Den Grausamkeiten früherer Kriege folgten humanitäre Eingrenzungsversuche. Henry Dunant gründete nach der Schlacht von Solferino im Sardinischen Krieg 1859 das Internationale Rote Kreuz. Fünf Jahre später haben zwölf Staaten im Stadthaus von Genf die erste Genfer Konvention zum Schutz verwundeter Soldaten unter[1]zeichnet. Der Beginn eines humanitären Völkerrechtes.
Nach dem ersten Weltkrieg stand zunächst die Ächtung des Giftgaseinsatzes an der Front zum Schutze der Soldaten im Mittelpunkt. Der zweite Weltkrieg mit über 60 Millionen Opfern zeigte erstmals einen Wendepunkt an. Die massiven Angriffe auf die Zivilbevölkerung und die Massenvernichtungen hatten erstmals zu deutlich mehr Ziviltoten als getöteten Soldaten geführt. Und das schlimmste – auch Ärzte waren im NS-Regime an Gräueltaten beteiligt.

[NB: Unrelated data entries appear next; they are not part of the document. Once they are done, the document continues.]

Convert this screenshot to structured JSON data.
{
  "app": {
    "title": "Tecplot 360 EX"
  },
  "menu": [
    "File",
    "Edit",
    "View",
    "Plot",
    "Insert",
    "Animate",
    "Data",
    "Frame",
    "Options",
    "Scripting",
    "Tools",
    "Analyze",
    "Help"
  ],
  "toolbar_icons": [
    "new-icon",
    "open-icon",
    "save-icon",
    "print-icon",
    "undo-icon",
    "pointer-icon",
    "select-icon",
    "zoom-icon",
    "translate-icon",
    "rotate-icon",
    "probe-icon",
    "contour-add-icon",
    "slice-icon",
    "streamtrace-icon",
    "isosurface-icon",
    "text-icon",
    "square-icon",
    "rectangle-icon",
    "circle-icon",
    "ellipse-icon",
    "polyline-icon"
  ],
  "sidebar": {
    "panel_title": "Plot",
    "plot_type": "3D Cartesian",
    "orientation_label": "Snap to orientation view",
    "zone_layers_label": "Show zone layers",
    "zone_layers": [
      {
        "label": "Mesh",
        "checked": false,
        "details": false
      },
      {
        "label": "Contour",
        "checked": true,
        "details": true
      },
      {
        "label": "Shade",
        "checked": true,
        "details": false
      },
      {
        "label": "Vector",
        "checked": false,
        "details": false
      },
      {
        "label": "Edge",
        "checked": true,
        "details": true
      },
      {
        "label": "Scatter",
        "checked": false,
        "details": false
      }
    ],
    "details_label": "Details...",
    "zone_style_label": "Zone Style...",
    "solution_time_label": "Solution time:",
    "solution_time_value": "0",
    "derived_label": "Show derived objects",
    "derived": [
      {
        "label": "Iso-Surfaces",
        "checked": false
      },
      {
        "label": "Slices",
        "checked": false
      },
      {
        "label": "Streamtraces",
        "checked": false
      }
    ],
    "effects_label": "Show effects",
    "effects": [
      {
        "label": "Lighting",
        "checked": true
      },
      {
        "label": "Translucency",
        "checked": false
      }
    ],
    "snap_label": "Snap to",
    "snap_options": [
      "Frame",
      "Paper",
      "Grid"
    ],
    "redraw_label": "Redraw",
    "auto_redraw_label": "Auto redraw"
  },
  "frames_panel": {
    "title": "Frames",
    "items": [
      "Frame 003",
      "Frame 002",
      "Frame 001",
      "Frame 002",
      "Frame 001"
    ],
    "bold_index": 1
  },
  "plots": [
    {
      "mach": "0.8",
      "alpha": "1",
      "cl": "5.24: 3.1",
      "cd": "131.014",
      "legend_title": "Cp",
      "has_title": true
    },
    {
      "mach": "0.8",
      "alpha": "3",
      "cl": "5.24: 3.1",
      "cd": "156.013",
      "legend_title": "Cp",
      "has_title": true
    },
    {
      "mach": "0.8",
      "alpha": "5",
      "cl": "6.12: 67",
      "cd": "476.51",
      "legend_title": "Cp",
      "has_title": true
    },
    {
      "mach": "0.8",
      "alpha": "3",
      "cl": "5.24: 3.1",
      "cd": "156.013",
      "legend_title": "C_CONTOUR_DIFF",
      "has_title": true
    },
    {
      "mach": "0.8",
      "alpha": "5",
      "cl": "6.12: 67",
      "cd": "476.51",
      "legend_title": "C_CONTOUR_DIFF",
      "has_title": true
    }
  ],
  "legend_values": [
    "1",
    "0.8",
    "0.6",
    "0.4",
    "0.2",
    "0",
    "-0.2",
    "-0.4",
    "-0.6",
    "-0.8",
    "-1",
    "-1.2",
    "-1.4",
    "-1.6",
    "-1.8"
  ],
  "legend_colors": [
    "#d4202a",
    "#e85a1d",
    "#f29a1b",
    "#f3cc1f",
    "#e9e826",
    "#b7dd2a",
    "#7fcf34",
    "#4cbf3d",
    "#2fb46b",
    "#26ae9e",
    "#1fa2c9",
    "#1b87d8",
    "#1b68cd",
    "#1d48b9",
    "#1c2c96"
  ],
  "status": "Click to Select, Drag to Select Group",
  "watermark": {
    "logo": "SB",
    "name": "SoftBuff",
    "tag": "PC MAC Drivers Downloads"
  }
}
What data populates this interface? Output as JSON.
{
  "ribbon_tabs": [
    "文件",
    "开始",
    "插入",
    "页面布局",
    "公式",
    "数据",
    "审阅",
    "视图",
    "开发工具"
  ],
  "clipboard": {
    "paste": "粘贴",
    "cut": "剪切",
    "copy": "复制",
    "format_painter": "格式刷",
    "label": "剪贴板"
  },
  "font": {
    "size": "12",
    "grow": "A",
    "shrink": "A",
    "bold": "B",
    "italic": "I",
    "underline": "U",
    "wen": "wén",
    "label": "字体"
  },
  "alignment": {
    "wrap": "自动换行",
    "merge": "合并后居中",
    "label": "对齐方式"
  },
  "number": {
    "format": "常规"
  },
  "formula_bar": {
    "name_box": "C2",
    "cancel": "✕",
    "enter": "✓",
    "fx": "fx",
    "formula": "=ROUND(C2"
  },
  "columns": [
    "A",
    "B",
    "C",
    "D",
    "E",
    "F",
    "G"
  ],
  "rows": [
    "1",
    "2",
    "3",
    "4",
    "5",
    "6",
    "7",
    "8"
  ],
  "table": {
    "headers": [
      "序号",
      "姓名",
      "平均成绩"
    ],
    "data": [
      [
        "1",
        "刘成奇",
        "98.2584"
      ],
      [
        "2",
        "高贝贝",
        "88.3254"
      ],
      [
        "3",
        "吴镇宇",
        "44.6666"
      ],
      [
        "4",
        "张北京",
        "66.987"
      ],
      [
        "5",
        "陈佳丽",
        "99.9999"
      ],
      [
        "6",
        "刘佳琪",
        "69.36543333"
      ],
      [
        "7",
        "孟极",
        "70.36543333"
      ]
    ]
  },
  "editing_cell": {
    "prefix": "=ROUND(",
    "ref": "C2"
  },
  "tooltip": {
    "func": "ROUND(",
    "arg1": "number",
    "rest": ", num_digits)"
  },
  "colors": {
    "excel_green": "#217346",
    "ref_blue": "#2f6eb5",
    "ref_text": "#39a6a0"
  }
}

Die Genfer Konvention wurde nach dem Zweiten Weltkrieg überarbeitet und ergänzt. Erstmals wurde der Schutz der Zivilbevölkerung ins Auge gefasst. Die verheerende, entfesselte Gewalt eines Krieges sollte so eingedämmt werden. Wo es militärische Kämpfe in der Welt gab, bleibt die Hoffnung, dass wenigstens die Zivilbevölkerung geschont wird. Warum? 196 Länder haben seit 1949 die Genfer Konvention unterzeichnet, auch Russland.
Über 70 Jahre später ist unverändert der Einsatz international geächteter Waffen verboten, ebenso die Bombardierungen von Wohnvierteln, die Angriffe auf Kliniken und Sanitätseinrichtungen sowie dessen Personal. Folterungen, Vergewaltigungen und Hinrichtungen sind in einzelnen Artikeln der Genfer Konvention aufgelistet. Dazu zählen ferner das Plünderungsverbot, der Schutz von Kulturgütern, der natürlichen Umwelt und das Verbot von Angriffen auf Staudämme, Deiche und Kernkraftwerke.
Aber sind das alles nicht nur idealisierte Worte? Denn direkt vor unserer Haustür werden seit den ersten Kriegstagen Krankenhäuser, Wohnhäuser, Schulen und Kindergärten gezielt bombardiert. Es geht nicht nur um Geländegewinne. Der Widerstand der ukrainischen Bevölkerung soll gebrochen werden. Selbst Kinder und Babys werden getötet. Nicht nur über fünf Millionen Geflüchtete sind traumatisiert, die über 35 Millionen verbliebenen Ukrainer fürchten Tag und Nacht um ihr Leben und müssen Schreckliches ertragen.
Mit dem Nachweis der Folterungen, Vergewaltigungen und Hinrichtungen von Zivilisten durch russische Militärs in zeitweise besetzten Gebieten – wie in Butscha – erreichte der Krieg eine fürchterliche Dimension. Alles Verstöße gegen die Genfer Konventionen. Russland erkennt den Internationalen Strafgerichtshof nicht an.
Es ist gut, dass der Strafgerichtshof bereits wegen Kriegsverbrechen in der Ukraine ermittelt. Es bleibt uns zu hoffen, dass die Waffen in der Ukraine schnell schweigen und die politisch Verantwortlichen für Kriegsverbrechen bis hin zu den Tätern vor Ort sich eines nahen Tages vor dem Strafgerichtshof in Den Haag verantworten müssen.
Aber, was bedeutet das für mich als Arzt? Ich habe wie viele Ärztinnen und Ärzte meines Alters in den 80er Jahren für den Frieden und gegen Waffen demonstriert. Angesichts dieses Krieges und der täglichen Kriegsverbrechen hatte auch ich spontan den Gedanken – wir müssen uns wehren, um unsere Freiheit und Demokratie zu schützen. Ist das wirklich unsere Aufgabe?
Die Genfer Konvention schafft Klarheit: „Beim Schutz von Verwundeten, Kranken oder Schiffbrüchigen darf nicht unterschieden werden zwischen Militär- und Zivilpersonen. Sie sind zu schonen und zu schützen, menschlich zu behandeln und entsprechend ihren Bedürfnissen medizinisch zu betreuen und zu pflegen.“
Genau das ist unsere Aufgabe als Ärztin oder Arzt, egal, wo wir mit unseren politischen Überzeugungen stehen, wir müssen immer ärztlich handeln. Gerade Ärztinnen und Ärzten kommt in Kriegen die wichtigste Aufgabe zu: Jedem Menschen human zu begegnen. Ohne diese Humanität wird eine Versöhnung der Menschen auf beiden Seiten der Front niemals möglich sein.